THE Tyrrell’s family wine company has had a momentous 2018 – including its 160th birthday and welcoming a second sixth-generation grandson.
Now, it gets my Newcastle Herald Wine of the Year title. The winning wine is the magical Tyrrell’s 2005 Vat 1 Semillon, to which I gave an unprecedented six stars in my July 4 review. Priced at $175, its release marked the 160th anniversary of Edward Tyrrell’s 1858 settlement on 134.6 hectares of Pokolbin land.
The 2005 Vat 1 is the most awarded wine in Tyrrell’s history, with 34 trophies and 57 gold medals. I rate it one of the best semillons I’ve ever tasted with its enticing cumquat scents, beguiling flavours of lemon, lime zest, gunmetal and toast and honey and pristine slatey acid finish.
Up against the 400 wines reviewed in 2018, the Vat 1 is not only my wine of the year, but also best white wine and best semillon.
The close contender for best white and best semillon is the Two Rivers 2013 Stones Throw Museum Release semillon ($50), to which I gave 5.5 stars. At the 2018 Sydney Wine Show it won the Lindeman Trophy for the best mature white and the Len Evans Trophy for the best single-vineyard wine.
My pick as other great semillons are the Brokenwood 2011 ILR Reserve Semillon ($75) and the Meerea Park 2013 Alexander Munro Semillon from the prized Braemore vineyard ($45).
My Wine of the Year runner-up, champion red and top shiraz is the 5.5-star, McWilliam’s Mount Pleasant 2017 Old Paddock and Old Hill Shiraz ($50), which last October was judged NSW Wine of the Year and won best dry red and the best shiraz trophies. It was hailed by judges as “a magnificent wine of impeccable pedigree, purity and balance”.
The other shiraz reds to impress mightily are the Moppity 2013 Escalier Hilltops Shiraz ($130), the Grant Burge 2012 Meshach Shiraz ($175), the Audrey Wilkinson 2017 The Lake Reserve Shiraz ($120) and the Meerea Park 2009 Alexander Munro Aged Release Shiraz ($125).

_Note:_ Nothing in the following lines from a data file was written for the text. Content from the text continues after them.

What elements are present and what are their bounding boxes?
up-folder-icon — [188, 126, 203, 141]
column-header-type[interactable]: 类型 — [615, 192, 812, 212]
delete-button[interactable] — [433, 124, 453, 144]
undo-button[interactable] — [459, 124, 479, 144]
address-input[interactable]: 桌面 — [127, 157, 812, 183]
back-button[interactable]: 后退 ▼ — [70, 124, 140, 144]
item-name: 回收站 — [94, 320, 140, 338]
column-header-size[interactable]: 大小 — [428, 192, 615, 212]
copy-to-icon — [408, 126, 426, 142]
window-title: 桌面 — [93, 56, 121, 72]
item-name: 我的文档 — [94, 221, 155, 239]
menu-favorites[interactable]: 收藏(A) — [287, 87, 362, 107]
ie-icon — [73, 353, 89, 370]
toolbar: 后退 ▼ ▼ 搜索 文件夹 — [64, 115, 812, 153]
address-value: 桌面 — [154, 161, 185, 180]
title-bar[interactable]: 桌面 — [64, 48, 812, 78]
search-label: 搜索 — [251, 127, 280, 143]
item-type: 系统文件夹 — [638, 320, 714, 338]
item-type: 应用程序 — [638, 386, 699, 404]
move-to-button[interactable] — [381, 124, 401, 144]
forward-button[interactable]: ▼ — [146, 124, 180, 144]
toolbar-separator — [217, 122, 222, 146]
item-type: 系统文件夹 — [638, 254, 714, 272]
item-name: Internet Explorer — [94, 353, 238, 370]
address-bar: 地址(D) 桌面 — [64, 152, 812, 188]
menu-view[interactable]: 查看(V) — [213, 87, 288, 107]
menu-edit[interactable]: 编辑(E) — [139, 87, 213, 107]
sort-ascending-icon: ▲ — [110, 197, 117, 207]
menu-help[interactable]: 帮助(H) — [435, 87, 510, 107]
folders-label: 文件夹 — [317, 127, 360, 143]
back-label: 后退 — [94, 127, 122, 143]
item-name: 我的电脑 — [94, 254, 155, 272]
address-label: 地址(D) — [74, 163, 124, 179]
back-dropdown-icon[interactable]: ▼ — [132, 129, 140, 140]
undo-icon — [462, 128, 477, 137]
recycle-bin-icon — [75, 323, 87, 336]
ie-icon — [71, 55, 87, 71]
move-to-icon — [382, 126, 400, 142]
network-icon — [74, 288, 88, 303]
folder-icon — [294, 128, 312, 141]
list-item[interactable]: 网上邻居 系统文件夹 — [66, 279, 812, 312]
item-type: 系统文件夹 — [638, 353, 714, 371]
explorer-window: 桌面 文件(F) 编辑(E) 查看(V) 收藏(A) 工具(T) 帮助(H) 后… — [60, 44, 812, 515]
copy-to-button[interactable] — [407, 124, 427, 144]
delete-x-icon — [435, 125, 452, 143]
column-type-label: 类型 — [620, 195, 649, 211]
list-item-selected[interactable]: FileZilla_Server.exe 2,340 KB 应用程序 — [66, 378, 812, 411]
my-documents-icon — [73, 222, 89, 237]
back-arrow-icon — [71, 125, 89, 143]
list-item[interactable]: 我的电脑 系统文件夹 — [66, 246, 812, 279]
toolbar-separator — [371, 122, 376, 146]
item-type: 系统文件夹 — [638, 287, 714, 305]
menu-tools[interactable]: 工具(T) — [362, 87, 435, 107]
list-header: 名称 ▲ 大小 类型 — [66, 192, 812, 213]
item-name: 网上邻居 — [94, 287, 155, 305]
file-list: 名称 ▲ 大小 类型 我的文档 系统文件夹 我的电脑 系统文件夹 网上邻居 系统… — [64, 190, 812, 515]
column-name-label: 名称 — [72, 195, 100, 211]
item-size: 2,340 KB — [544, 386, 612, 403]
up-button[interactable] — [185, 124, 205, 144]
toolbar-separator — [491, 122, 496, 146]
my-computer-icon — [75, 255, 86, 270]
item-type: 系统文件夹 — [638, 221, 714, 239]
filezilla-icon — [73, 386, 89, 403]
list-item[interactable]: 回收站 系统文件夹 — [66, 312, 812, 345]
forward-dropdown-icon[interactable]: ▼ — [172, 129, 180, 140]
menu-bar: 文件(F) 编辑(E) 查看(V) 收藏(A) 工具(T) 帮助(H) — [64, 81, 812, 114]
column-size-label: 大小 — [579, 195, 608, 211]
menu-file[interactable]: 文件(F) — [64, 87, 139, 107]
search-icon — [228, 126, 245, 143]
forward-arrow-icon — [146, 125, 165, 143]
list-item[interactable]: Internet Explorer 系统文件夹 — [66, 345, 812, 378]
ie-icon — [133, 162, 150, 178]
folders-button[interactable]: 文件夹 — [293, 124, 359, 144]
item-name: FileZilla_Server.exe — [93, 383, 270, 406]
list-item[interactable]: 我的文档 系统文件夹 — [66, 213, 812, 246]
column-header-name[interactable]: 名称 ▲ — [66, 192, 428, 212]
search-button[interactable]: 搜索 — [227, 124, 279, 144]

The year brought forth some very fine chardonnays and, on quality and affordability, my top-rank wine is the McGuigan 2016 The Shortlist Adelaide Hills Chardonnay ($29). I reviewed it last February and there may still be limited stocks in cellar doors and bottle shops.
Other top chardonnays: Shaw and Smith 2016 M3 Adelaide Hills Chardonnay ($46); First Creek 2017 Winemaker’s Reserve Chardonnay, which was the top Hunter wine in the prestigious 2018 James Halliday Chardonnay Challenge ($65); and Tyrrell’s 2014 Vat 47 Chardonnay ($75).
The McGuigan 2010 The Shortlist Eden Valley Riesling ($100) is my riesling of the year, with special commendation for the Mudgee-sourced Westcourt Wines 2016 Riesling ($25).
Not surprisingly, my choice of cabernet sauvignon of the year was a tussle between wines from Coonawarra and Western Australia’s Margaret River areas.
By a whisker, the Katnook 2013 Odyssey Coonawarra Cabernet Sauvignon ($110) got the nod over the Moss Wood 2015 Margaret River Cabernet Sauvignon ($128). The Moss Wood 2015 is from Keith and Clare Mugford’s fine operation in the northern Wilyabrup sub-region.
A third top-rank cabernet sauvignon is the Houghton 2015 Jack Mann Cabernet Sauvignon ($140), made from WA Frankland River fruit.
My choice as best other varieties wine is the Tamburlaine 2017 Reserve Orange Malbec ($44). This malbec won two trophies in 2018 at the NSW Wine Awards and Melbourne Wine Show and was a close contender for the Melbourne Jimmy Watson Trophy.
Another beaut other varieties red is the Best’s Great Western 2017 Old Vine Pinot Meuniere ($100).
My best other varieties white is the Longview 2017 Adelaide Hills Gruner Veltliner ($25), made from the German-origin variety now being widely planted in Australia.